高等教育

大学のQRコード:キャンパスのポスター・講義室・実験機器

キャンパスの掲示板にあるQRコードは、通りかかった学生が腕を伸ばした距離で読み取れなければなりません。一方、同じリンクを案内サインに載せるなら2m先から読み取れる必要があり、つまり同じコードでも印刷するサイズは変わります。それぞれのコードは、自分たちで管理している大学ドメイン上の1ページに向けましょう。読み取る距離に合わせてサイズを決め、隣にURLを文字でも印刷しておけば、スマホのカメラが働かないときでもサインは役目を果たします。

QRコードを作成
  • 読み取り距離に合わせたサイズ
  • 印刷対応のSVG書き出し
  • 無料・アカウント不要

大学がQRコードを印刷する理由

QRコードは印刷されたリンクです。だからキャンパスでは、誰かがスマホを手に立ち止まっている場所でこそ役に立ちます。掲示板を見ているとき、講義を聞いているとき、実験台で待っているとき、オープンキャンパスで教室を探しているときです。

掲示板のポスターはスキャンされる、長いURLはされない

サークルのイベントや研究の被験者募集のポスターは、掲示板で他の30枚と場所を争っています。学科のパス名やフォームIDが入ったURLを書き写す人はいません。QRコードがあれば、ポスターは1秒で終わる行動になります。通りかかる人がポスターに割いてくれるのは、それだけです。

講義資料がログインの手間なく学生に届く

講義スライドや配布資料のQRコードは、1回のスキャンで学生を参考文献リスト、スライド、フィードバックフォーム、ゼミの申込ページへ送ります。リンク先は大学のログインの内側にあってもかまいません。コードが運ぶのはアドレスだけなので、認証はページ側で行われ、コードの中では起こりません。

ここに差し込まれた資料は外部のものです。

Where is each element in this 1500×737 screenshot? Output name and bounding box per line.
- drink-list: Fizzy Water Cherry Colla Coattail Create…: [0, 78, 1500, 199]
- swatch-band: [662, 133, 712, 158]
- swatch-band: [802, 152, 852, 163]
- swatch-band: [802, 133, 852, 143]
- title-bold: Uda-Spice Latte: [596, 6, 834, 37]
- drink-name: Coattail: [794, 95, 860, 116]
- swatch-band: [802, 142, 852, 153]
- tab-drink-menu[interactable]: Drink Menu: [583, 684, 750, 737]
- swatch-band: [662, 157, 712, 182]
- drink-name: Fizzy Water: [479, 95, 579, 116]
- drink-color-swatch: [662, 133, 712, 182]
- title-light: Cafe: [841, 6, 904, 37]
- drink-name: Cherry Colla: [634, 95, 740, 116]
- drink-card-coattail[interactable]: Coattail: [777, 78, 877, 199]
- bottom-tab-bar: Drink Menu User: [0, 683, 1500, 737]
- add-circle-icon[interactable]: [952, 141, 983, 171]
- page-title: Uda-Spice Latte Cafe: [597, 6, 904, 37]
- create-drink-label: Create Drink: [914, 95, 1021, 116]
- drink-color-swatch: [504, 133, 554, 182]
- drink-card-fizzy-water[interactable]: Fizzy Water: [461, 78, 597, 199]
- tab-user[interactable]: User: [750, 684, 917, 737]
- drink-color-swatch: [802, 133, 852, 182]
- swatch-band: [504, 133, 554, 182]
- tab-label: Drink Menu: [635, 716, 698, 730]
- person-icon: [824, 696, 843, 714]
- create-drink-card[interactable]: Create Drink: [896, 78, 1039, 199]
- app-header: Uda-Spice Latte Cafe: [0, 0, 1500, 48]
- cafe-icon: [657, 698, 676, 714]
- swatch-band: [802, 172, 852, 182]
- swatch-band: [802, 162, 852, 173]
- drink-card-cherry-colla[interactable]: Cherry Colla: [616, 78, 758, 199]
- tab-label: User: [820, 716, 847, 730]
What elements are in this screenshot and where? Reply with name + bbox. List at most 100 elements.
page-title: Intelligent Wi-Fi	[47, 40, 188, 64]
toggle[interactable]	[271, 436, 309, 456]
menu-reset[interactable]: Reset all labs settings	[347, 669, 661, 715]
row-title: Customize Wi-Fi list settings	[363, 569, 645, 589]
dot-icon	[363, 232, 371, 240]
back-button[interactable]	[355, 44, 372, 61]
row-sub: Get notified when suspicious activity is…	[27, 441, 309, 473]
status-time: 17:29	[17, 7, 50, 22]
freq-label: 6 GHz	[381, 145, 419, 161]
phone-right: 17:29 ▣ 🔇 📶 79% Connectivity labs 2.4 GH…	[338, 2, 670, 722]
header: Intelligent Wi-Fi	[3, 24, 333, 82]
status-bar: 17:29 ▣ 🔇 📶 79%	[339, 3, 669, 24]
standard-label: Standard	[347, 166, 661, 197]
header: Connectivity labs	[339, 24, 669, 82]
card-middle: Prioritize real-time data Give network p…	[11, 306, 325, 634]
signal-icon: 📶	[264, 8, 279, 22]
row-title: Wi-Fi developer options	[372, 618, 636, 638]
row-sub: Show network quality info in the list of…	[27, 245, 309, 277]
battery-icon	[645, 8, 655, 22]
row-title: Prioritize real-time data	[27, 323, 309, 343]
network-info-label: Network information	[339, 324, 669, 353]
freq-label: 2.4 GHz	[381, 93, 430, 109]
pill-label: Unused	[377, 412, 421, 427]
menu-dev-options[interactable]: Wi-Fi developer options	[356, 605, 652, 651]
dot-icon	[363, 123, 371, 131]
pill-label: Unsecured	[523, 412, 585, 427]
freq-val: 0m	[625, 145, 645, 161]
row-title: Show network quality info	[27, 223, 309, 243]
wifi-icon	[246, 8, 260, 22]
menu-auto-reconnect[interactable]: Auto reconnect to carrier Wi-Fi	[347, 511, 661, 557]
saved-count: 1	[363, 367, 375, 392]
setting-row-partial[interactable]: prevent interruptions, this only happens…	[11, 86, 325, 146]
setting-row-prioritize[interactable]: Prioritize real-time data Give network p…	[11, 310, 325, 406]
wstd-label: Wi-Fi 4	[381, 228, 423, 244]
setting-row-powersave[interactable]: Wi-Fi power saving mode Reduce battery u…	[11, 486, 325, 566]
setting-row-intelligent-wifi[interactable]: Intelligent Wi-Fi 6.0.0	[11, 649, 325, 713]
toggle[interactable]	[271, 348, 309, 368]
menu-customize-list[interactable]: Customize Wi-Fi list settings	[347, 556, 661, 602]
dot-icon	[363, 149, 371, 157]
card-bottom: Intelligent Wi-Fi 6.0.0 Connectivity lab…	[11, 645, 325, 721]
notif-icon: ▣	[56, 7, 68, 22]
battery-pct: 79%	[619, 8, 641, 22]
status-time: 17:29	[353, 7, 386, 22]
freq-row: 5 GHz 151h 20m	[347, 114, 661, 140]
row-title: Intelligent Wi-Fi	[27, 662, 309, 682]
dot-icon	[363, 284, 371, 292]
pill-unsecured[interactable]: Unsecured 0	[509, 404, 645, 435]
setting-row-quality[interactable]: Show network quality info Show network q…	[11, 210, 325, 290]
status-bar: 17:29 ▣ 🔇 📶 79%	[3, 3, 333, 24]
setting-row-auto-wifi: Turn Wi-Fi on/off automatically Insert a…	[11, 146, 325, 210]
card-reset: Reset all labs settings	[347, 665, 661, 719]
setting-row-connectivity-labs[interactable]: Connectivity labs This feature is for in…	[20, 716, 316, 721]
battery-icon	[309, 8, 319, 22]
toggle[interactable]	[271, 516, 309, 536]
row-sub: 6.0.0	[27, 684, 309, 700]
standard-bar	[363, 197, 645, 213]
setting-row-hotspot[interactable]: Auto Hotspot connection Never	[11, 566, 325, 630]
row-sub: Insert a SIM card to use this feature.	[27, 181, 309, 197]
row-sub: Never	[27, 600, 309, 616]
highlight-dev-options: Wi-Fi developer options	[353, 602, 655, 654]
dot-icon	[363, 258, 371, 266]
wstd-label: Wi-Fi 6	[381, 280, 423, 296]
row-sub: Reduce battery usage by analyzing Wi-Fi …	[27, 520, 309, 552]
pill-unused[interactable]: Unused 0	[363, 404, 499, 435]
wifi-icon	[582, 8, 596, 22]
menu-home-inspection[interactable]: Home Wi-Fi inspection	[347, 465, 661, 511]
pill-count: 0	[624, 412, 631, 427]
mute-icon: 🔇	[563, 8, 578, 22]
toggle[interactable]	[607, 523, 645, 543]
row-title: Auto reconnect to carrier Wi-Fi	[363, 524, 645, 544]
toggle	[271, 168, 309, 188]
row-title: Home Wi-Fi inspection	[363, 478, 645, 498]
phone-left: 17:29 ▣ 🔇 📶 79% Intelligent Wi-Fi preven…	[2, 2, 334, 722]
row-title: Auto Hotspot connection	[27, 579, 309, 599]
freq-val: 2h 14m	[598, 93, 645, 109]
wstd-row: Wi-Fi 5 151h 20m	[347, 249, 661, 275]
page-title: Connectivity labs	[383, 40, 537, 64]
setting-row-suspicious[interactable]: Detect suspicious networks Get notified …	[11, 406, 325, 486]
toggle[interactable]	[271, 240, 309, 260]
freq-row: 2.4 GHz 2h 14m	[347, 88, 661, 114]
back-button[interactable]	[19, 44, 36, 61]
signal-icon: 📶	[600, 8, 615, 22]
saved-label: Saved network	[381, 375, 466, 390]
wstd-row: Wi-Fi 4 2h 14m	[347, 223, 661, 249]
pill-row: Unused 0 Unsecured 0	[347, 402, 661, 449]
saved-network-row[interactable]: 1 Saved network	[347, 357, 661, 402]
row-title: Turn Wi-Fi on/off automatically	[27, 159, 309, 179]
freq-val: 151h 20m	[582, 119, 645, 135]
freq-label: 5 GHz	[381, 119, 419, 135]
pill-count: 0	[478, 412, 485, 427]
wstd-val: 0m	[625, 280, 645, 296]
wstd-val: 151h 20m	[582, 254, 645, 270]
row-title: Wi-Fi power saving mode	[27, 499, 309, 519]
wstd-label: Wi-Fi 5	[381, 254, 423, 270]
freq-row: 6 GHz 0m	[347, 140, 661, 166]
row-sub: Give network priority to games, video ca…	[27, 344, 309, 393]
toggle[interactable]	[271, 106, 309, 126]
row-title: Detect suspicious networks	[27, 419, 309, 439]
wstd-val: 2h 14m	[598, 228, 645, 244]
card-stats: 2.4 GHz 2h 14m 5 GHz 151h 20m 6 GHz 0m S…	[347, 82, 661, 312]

オープンキャンパスとオリエンテーションは、アプリのない来訪者にも使える

受験生や保護者、学会の参加者は、大学のアプリも大学アカウントも持っていません。最近のiPhoneやAndroidはどれも標準カメラでQRコードを読み取るので、案内サインやオリエンテーション資料に印刷したコードは、何もインストールしなくても来訪者のスマホに届きます。

実験室や工作室の手順書が、使う場所で最新のまま保たれる

遠心分離機や窯、3Dプリンターに貼ったQRコードは、その機械専用の標準作業手順書、リスクアセスメント、実演動画へリンクします。ページを更新すれば、使う人全員が見る内容が更新されます。実験台ごとにラミネートした紙を刷り直すより速く、そして安全です。

コードを作る前に決めておく2つのこと

キャンパスのQRコードが使えなくなる原因は2つです。リンク先が学期末に移動してしまうか、500部が印刷所に回る前に誰も印刷版をスキャンしなかったか、そのどちらかです。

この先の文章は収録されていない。